Sean Murray (John Seecombe) My Cousin Rachel -Photography by Manuel Harlan 018The only characters acceptant of Rachel are the servants, Seecombe and Thomas. Long serving and much trusted Seecombe is the epitome of the “true and faithful servant”. He is comfortable with the family and they with him, but Seecombe immediately warms to Rachel, delighted to have a lady about the house once more. He can replace stuffed stag’s heads with flower arrangements, and is happy to assist Rachel in re-planning the garden. Sean Murray plays Seecombe as an amiable, kind and down-to-earth countryman. Seecombe’s loyalty is unimpeachable, think Adam in As You Like It. He also has some great Cornish turns of phrase. The manservant Thomas Conners is equally loyal, and is grateful that the Ashley family has rescued him from penury after his life-changing accident. Thomas has a hobby making string marionettes; perhaps so that he can still vicariously control a limb that he has lost. John Lumsden plays Thomas as a likeable, but sometimes cheeky young man, reliable and steadfast.

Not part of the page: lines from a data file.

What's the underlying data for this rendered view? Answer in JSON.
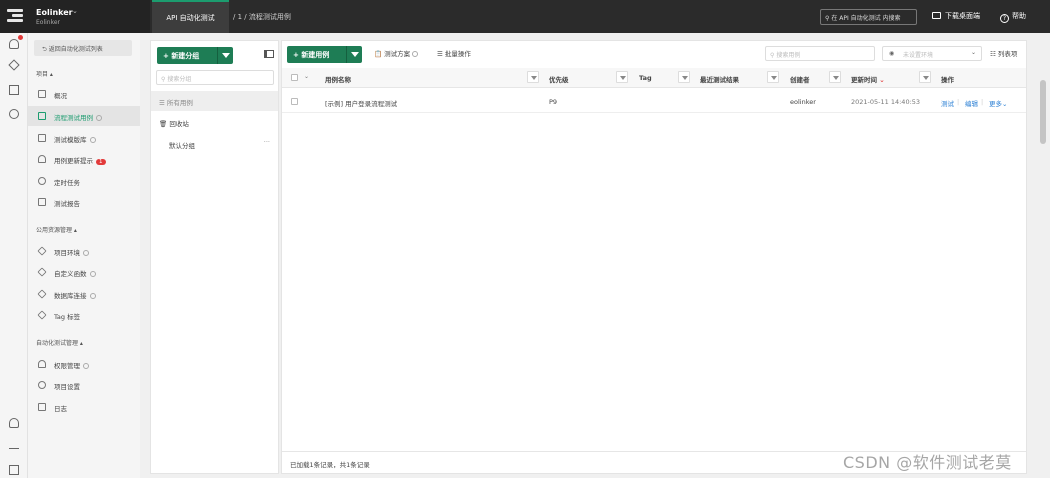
{
  "topbar": {
    "org_name": "Eolinker",
    "org_sub": "Eolinker",
    "app_tab": "API 自动化测试",
    "breadcrumb": "/ 1 / 流程测试用例",
    "search_placeholder": "在 API 自动化测试 内搜索",
    "download": "下载桌面端",
    "help": "帮助"
  },
  "sidebar": {
    "back": "返回自动化测试列表",
    "group_project": "项目",
    "group_shared": "公用资源管理",
    "group_admin": "自动化测试管理",
    "items": [
      {
        "label": "概况"
      },
      {
        "label": "流程测试用例"
      },
      {
        "label": "测试模版库"
      },
      {
        "label": "用例更新提示",
        "badge": "1"
      },
      {
        "label": "定时任务"
      },
      {
        "label": "测试报告"
      },
      {
        "label": "项目环境"
      },
      {
        "label": "自定义函数"
      },
      {
        "label": "数据库连接"
      },
      {
        "label": "Tag 标签"
      },
      {
        "label": "权限管理"
      },
      {
        "label": "项目设置"
      },
      {
        "label": "日志"
      }
    ]
  },
  "groups": {
    "new_group": "新建分组",
    "search_placeholder": "搜索分组",
    "all": "所有用例",
    "recycle": "回收站",
    "default": "默认分组",
    "more": "···"
  },
  "main": {
    "new_case": "新建用例",
    "test_plan": "测试方案",
    "batch": "批量操作",
    "search_placeholder": "搜索用例",
    "env_placeholder": "未设置环境",
    "columns_btn": "列表项",
    "columns": [
      "用例名称",
      "优先级",
      "Tag",
      "最近测试结果",
      "创建者",
      "更新时间",
      "操作"
    ],
    "row": {
      "name": "[示例] 用户登录流程测试",
      "priority": "P9",
      "tag": "",
      "result": "",
      "creator": "eolinker",
      "updated": "2021-05-11 14:40:53",
      "act_test": "测试",
      "act_edit": "编辑",
      "act_more": "更多"
    },
    "footer": "已加载1条记录，共1条记录"
  },
  "watermark": "CSDN @软件测试老莫",
  "colors": {
    "accent": "#1e7d55",
    "link": "#2a7fd4",
    "badge": "#e23a3a"
  }
}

John Lumsden (Thomas Connors) My Cousin Rachel - Photography by Manuel Harlan 017

As they are beginning to be reconciled to Rachel, perhaps too much so, and Kendall warns that “the word mistress has many meanings”, so in Act Two a new side to Rachel is revealed with the unannounced arrival of Guido Rainaldi, an old friend of Rachel’s in Italy and ostensibly her lawyer. Rainaldi makes a stark contrast to Phillip and Kendall, snappily dressed and suave, he is ideologically the antithesis of them. He expresses his laid-back approach, “While you Englishmen conquer the world, we drink wine and make love in the sun”. His recollection of “nights of folly” with Rachel draws barbed insults from Phillip, who is riposted with seeming good-humoured but equally slighting replies. Christopher Hollis clearly enjoys playing Rainaldi but wisely steers way from a too-easy caricature towards a relaxed urbanity.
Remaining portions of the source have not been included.